All’esterno della chiesa, vi è anche un passaggio molto caratteristico tra due rocce con una pietra giusto al centro che sembra sia lì lì per cadere; molto suggestivo anche questo!

Ricorrenze religiose

Ancora oggi, precisamente nella ricorrenza del lunedì in Albis e del 22 agosto di ogni anno, il Santuario è meta privilegiata di numerosi pellegrini e devoti provenienti, anche a piedi, da Rocchetta a Volturno e dai paesi vicini, nonché di numerosi fedeli montaquilani che, con un suggestivo rito, coronano di fiori la Madonna.
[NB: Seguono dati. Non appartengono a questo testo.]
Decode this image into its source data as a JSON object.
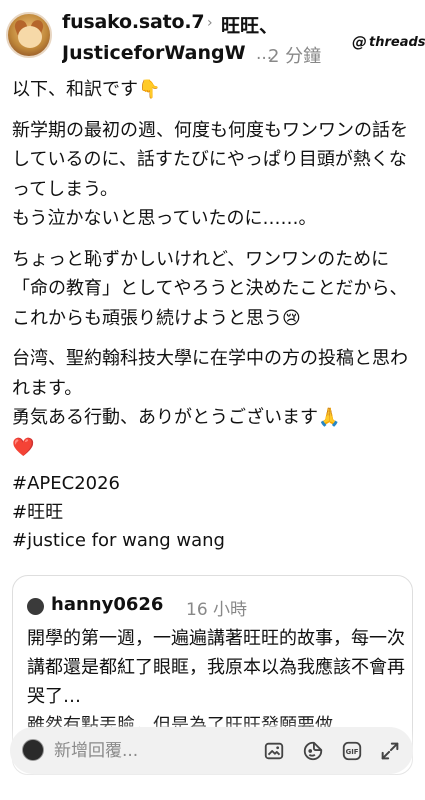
{
  "header": {
    "username": "fusako.sato.7",
    "reply_target_line1": "旺旺、",
    "reply_target_line2": "JusticeforWangW",
    "ellipsis": "...",
    "timestamp": "2 分鐘",
    "brand": "threads",
    "brand_glyph": "@"
  },
  "post": {
    "paragraphs": [
      "以下、和訳です👇",
      "新学期の最初の週、何度も何度もワンワンの話をしているのに、話すたびにやっぱり目頭が熱くなってしまう。\nもう泣かないと思っていたのに……。",
      "ちょっと恥ずかしいけれど、ワンワンのために「命の教育」としてやろうと決めたことだから、これからも頑張り続けようと思う😢",
      "台湾、聖約翰科技大學に在学中の方の投稿と思われます。\n勇気ある行動、ありがとうございます🙏\n❤️"
    ],
    "hashtags": [
      "#APEC2026",
      "#旺旺",
      "#justice for wang wang"
    ]
  },
  "quote": {
    "username": "hanny0626",
    "timestamp": "16 小時",
    "body": "開學的第一週，一遍遍講著旺旺的故事，每一次講都還是都紅了眼眶，我原本以為我應該不會再哭了…\n雖然有點丟臉，但是為了旺旺發願要做"
  },
  "composer": {
    "placeholder": "新增回覆...",
    "icons": [
      "image-icon",
      "sticker-icon",
      "gif-icon",
      "expand-icon"
    ],
    "gif_label": "GIF"
  }
}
Particolare menzione, poi, è per il pellegrinaggio del numeroso gruppo di Rocchetta a Volturno che, la sera del 18 agosto, partendo a piedi da Rocchetta Alta, raggiuge la Madonna di Canneto, Santuario di Settefrati (FR); il pomeriggio del 21 ritorna in paese per dare inizio ai festeggiamenti in onore della Madonna delle Grotte, protettrice di Rocchetta a Volturno. Durante l’anno, ad accompagnare la statua della Vergine Maria, in processione per le vie del paese è sempre presente la Società di Mutuo Soccorso “Madonna delle Grotte” di Rocchetta a Volturno.